The secretaries couldn’t figure it out by seeing which pages were discarded, because I personally burned them and flushed the ashes down the toilet. You can reconstruct the writing on paper that’s been burned, you know. But I doubted that anyone was going to climb down into the cesspools under Los Angeles or Las Vegas to find the ashes.

And I have one more question, if you don’t mind. A naive one.

I know your naive questions pretty well by now. What’s this one: how many people have I murdered in my lifetime?

I just wanted to ask you, after all you’ve gone through, in a long life with many achievements and many sorrows, what you believe in. Do you have a philosophy of life now? A guiding principle?
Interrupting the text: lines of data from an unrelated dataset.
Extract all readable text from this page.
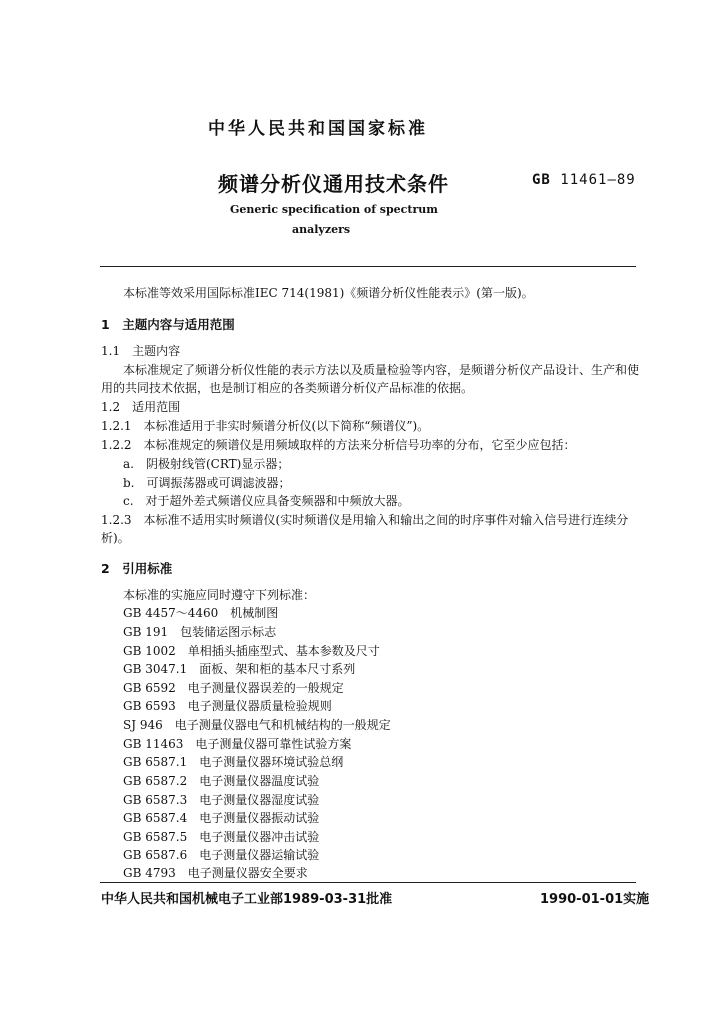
中华人民共和国国家标准
频谱分析仪通用技术条件	GB 11461—89
Generic specification of spectrum
analyzers
本标准等效采用国际标准IEC 714(1981)《频谱分析仪性能表示》(第一版)。
1　主题内容与适用范围
1.1　主题内容
本标准规定了频谱分析仪性能的表示方法以及质量检验等内容，是频谱分析仪产品设计、生产和使
用的共同技术依据，也是制订相应的各类频谱分析仪产品标准的依据。
1.2　适用范围
1.2.1　本标准适用于非实时频谱分析仪(以下简称“频谱仪”)。
1.2.2　本标准规定的频谱仪是用频域取样的方法来分析信号功率的分布，它至少应包括：
a.　阴极射线管(CRT)显示器；
b.　可调振荡器或可调滤波器；
c.　对于超外差式频谱仪应具备变频器和中频放大器。
1.2.3　本标准不适用实时频谱仪(实时频谱仪是用输入和输出之间的时序事件对输入信号进行连续分
析)。
2　引用标准
本标准的实施应同时遵守下列标准：
GB 4457～4460　机械制图
GB 191　包装储运图示标志
GB 1002　单相插头插座型式、基本参数及尺寸
GB 3047.1　面板、架和柜的基本尺寸系列
GB 6592　电子测量仪器误差的一般规定
GB 6593　电子测量仪器质量检验规则
SJ 946　电子测量仪器电气和机械结构的一般规定
GB 11463　电子测量仪器可靠性试验方案
GB 6587.1　电子测量仪器环境试验总纲
GB 6587.2　电子测量仪器温度试验
GB 6587.3　电子测量仪器湿度试验
GB 6587.4　电子测量仪器振动试验
GB 6587.5　电子测量仪器冲击试验
GB 6587.6　电子测量仪器运输试验
GB 4793　电子测量仪器安全要求
中华人民共和国机械电子工业部1989-03-31批准	1990-01-01实施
That certainly is a naive question, but I’ll answer it. I can put it in one sentence. Live and let live. Privacy is all we’ve got – you, me, anybody. You can take any road in this world and if there are other people on it, no matter how crooked that road is, no one will pay serious attention to you except to flatter you and get things they want from you. But people will think you’re ‘normal.’

If you cut your own road, go your own way without inviting anyone along, then everyone in the world will say you’re crazy, you took the wrong road. Because it is your own. You made it. People can’t stand that, unless of course you invite them along – in which case it’s not yours anymore and you might as well cut your losses and start all over again.

Did it ever occur to you that it doesn’t make any difference what road you take, even if there are other people on it, as long as you’re independent? ‘If you are alone, you are your own man’ – according to Leonardo da Vinci.

I like that. It could serve as a motto on my nonexistent family crest. You’ve said something intelligent. Now, why don’t you ask me an intelligent question instead of things like, ‘What’s your philosophy of life?’ and ‘How does it feel to be the richest man in the world?’

What would you consider an intelligent question?